A nuestro hombre le fascinan las conjugaciones, los tiempos de los verbos, la palabra que se escribe o se habla con naturalidad, que va y viene en el tiempo (siempre imaginario) como un bajel en el mar de la memoria. Así, ve qué fácil, al pasar ante el edificio de Correos, cuando éste ya se pierde en la película narración del autobús, nuestro hombre musita: fuese. Y el arcaísmo, el viejo mecanismo de los hombres para nombrar recibe el nuevo fotograma de una mujer que apresura su cuerpo en el frío de la calle, y nuestro hombre conjuga: vienes. El verbo requiere el aleatorio favor de un disco cerrado para verla cruzar, para desear que mire, que nos reconozca como un rostro del día, y aparecer, aunque sea de último extra, en las imágenes de su despertar. Ella no mira. Pasa como frío resplandor y al fin fuese al olvido de la ciudad y al olvido del verbo. Daniel abandona la tensa luz que atraviesa la ventanilla del autobús, deja su cámara que enfocaba la laguna verde del Retiro y sonríe su propio divertimento como un chiquillo, como un solitario, como un loco tal vez feliz. Filma en su interior, persigue en su imaginación a aquella mujer que, de otra forma, escaparía de su vida para siempre: la ve cruzar, mirar de reojo algún peligro tras el autobús y, ya segura, alcanzar la acera del bulevar, donde duda un instante ante el quiosco de revistas.

Filmaciones

Podría ser un plano interesante. Avanza, toma en sus manos un magazine multicolor y, con cierta parsimonia, impropia de su anterior celeridad, mira las caras luminosas, los anuncios, ocasión que aprovecha Daniel para iluminar su rostro y mostrarse los ojos que tanto deseaba ver. Azules, sí, pero también cansados: demasiado rimel pretende asegurar alguna intensidad a la mirada. En una cabeza hermosa, el pelo rubio contrasta con el cuello de su abrigo negro, y los bucles no muy grandes tienen una estudiada inocencia. Al inclinarse para recoger un periódico, que al fin compra, pudo ver su cuello, la mano retenida al entregar las monedas, y..., capricho de director, la abandona para enfocar al quiosquero, que la ve alejarse con no disimulado deseo en sus ojos. Ojos, por lo demás, estúpidos, como el botón suplente que solían llevar las chaquetas oculto en la solapa.

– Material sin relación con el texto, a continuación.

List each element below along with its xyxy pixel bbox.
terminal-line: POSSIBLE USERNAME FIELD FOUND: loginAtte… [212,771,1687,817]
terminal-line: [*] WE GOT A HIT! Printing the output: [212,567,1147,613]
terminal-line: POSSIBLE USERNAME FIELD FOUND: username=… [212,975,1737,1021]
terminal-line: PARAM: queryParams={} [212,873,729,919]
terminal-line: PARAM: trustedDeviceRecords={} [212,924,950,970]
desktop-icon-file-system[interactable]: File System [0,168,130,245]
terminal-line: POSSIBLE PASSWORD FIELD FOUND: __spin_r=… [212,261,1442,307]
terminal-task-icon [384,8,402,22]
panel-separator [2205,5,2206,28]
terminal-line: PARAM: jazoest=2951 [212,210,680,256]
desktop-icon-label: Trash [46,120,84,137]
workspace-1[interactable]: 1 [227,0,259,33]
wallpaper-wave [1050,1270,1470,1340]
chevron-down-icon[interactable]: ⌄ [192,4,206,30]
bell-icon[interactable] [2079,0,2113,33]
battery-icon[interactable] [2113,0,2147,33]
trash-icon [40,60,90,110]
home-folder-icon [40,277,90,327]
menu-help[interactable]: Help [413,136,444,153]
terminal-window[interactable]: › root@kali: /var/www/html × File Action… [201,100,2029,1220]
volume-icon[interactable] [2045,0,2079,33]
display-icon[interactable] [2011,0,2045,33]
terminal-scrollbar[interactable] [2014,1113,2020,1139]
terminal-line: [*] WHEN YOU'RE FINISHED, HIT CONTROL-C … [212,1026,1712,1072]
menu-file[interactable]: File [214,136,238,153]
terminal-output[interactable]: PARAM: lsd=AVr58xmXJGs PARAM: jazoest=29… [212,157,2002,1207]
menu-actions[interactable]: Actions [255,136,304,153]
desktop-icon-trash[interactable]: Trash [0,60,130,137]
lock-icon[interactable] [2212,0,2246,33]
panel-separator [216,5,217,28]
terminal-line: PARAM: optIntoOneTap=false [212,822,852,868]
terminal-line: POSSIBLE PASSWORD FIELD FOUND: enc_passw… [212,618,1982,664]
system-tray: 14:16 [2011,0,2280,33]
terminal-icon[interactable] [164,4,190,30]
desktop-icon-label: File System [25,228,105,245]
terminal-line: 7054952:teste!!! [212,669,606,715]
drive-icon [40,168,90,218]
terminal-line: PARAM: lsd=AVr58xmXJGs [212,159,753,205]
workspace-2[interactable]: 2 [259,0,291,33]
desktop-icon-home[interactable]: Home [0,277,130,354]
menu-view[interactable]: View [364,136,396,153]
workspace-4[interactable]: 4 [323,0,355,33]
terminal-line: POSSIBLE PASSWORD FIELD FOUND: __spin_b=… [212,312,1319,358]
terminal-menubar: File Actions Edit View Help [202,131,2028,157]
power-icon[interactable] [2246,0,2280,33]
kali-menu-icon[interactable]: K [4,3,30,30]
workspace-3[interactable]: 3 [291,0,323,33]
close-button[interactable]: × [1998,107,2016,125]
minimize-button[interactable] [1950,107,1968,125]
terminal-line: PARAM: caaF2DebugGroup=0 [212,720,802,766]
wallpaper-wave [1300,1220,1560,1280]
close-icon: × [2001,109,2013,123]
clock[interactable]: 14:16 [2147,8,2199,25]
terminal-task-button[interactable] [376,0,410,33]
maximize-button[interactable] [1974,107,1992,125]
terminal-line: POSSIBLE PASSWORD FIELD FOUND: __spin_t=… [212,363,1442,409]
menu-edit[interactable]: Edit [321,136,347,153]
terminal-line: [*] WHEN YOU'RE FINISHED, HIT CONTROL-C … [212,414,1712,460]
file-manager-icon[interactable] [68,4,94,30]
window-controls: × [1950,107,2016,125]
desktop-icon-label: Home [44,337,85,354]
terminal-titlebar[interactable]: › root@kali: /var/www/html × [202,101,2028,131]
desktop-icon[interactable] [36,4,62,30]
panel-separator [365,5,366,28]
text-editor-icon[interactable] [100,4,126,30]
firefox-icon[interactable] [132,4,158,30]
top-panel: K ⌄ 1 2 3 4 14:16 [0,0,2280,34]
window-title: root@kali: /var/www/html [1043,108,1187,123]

La brusca parada del autobús le hace despertar de su ensueño, levantar la mirada y ver con resignación el edificio donde pasará el resto del día. En su reloj son las 8.35. Sobre el puente que atraviesa el bulevar la gente va con prisa, y el sol tímidamente se decide a aparecer sobre los ruidos y las fobias.

Decide atender la carpeta de documentos que está desde el viernes sobre el archivo. Entonces, por primera vez, siente desde su estómago una ola cálida que pasa a la cabeza y a los hombros. Respira profundamente, y los restos de la ginebra y del sueño parecen calmarse, aunque sabe que estarán ahí agazapados todo el día, como un amigo al que hubiera invitado a dormir. Ya no se le ocurren verbos, ni en los ángulos de su despacho puede imaginar mayor ventura que la entrada de Amalia y su carrito del café. Está oficialmente despierto. Abre la carpeta y lee el epígrafe: "Normas para el control computadorizado del sueño". Al elevar la vista, sus ojos ya desprovistos de objetivo, encuentran tras el ventanal la misma valla publicitaria de ayer, el -mismo eslogan: "Date un respiro". Una foto fija, eso que llaman algunos la realidad.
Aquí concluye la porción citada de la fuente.